Tessa Wilson, MSc Student, University of British Columbia

Biography:

Tessa grew up in Edmonton, Alberta and graduated with a B.Sc. Honors in Geology from the University of Alberta in 2015. Throughout her undergraduate degree she gained a passion for the petroleum industry, and was fortunate enough to work as a summer intern for ConocoPhillips Canada's Oil Sands Subsurface team in 2014. During the final year of her undergraduate degree she completed an honors thesis on the Duvernay Formation, and from there decided to pursue a graduate degree on unconventional petroleum reservoirs. She spent the summer after graduation traveling through Australia before moving to Vancouver and beginning her Masters. She is currently a student at the University of British Columbia working under the supervision of Dr. R. Marc Bustin. In her spare time Tessa enjoys hiking, biking, golfing and camping.

Project: Unconventional petroleum systems analysis on the Horn River and adjacent basins

The objective of this study is to contribute to the prediction of hydrocarbon distribution and producibility within the complex Horn River and Liard Basins using integrated modeling and petrophysical analyses. Vast resources of unconventional gas and, potentially natural gas liquids, occur within the Devonian and Mississippian strata of the Horn River and Liard Basins and Cordova embayment in northeastern British Columbia. In many areas the major technological advancements in drilling and completions that have facilitated exploitation of gas and liquid bearing shales has outpaced our understanding of the geological and engineering parameters that determine producible reserves. However, development within northeastern British Columbia is still in its' infancy allowing for an opportunity to implement a proactive approach in the characterization of these organic-rich shales.

Numerous analyses will be performed on a large suite of samples from the Exshaw, Muskwa, Otter Park, and Evie Formations to provide a comprehensive characterization of the reservoirs and elucidate important variations in petrophysical properties that may exist on a regional scale.
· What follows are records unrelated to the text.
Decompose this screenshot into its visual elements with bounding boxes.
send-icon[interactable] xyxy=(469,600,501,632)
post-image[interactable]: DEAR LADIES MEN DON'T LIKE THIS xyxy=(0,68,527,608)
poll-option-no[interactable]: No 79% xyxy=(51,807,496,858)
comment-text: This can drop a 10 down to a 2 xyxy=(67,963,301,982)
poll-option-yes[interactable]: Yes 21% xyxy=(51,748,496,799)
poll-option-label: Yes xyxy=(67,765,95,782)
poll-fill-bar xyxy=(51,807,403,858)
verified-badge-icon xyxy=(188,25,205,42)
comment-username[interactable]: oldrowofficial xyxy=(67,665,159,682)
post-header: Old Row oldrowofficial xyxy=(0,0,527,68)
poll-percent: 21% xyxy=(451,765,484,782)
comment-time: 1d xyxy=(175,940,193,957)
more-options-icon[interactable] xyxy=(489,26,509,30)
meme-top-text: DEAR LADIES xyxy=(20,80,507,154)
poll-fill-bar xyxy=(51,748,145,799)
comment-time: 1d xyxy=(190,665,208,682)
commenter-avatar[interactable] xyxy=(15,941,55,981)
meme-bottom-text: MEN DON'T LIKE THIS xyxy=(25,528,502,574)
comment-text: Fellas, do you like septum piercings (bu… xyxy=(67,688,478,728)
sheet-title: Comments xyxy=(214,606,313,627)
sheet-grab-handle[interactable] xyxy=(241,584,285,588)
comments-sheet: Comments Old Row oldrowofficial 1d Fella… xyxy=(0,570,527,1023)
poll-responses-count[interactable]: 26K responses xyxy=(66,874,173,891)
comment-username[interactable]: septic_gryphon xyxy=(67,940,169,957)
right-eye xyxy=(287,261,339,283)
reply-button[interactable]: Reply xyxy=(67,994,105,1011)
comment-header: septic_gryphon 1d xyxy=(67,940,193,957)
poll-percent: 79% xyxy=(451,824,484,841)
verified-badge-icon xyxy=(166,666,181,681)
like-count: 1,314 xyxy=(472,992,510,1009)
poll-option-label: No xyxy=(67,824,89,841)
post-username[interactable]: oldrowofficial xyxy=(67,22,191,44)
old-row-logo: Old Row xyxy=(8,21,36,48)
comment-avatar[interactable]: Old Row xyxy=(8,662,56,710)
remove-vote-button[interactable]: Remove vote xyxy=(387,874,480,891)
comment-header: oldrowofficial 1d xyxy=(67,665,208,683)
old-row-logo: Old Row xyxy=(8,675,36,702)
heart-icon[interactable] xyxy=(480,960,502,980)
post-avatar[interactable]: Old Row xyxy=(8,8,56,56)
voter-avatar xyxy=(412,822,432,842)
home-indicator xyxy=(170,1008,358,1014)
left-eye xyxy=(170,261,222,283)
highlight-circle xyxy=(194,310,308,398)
Such information will become important calibration tools for the subsequent one and three dimensional basin models. The basin modeling will allow for characterization of the petroleum system, and predict how hydrocarbon distribution relates to petrophysical properties. This integrated approach will allow for a quantitative understanding of the petroleum system including the timing, volume, and type of hydrocarbons generated, timing and distribution of migration, and evaluation of retained hydrocarbons.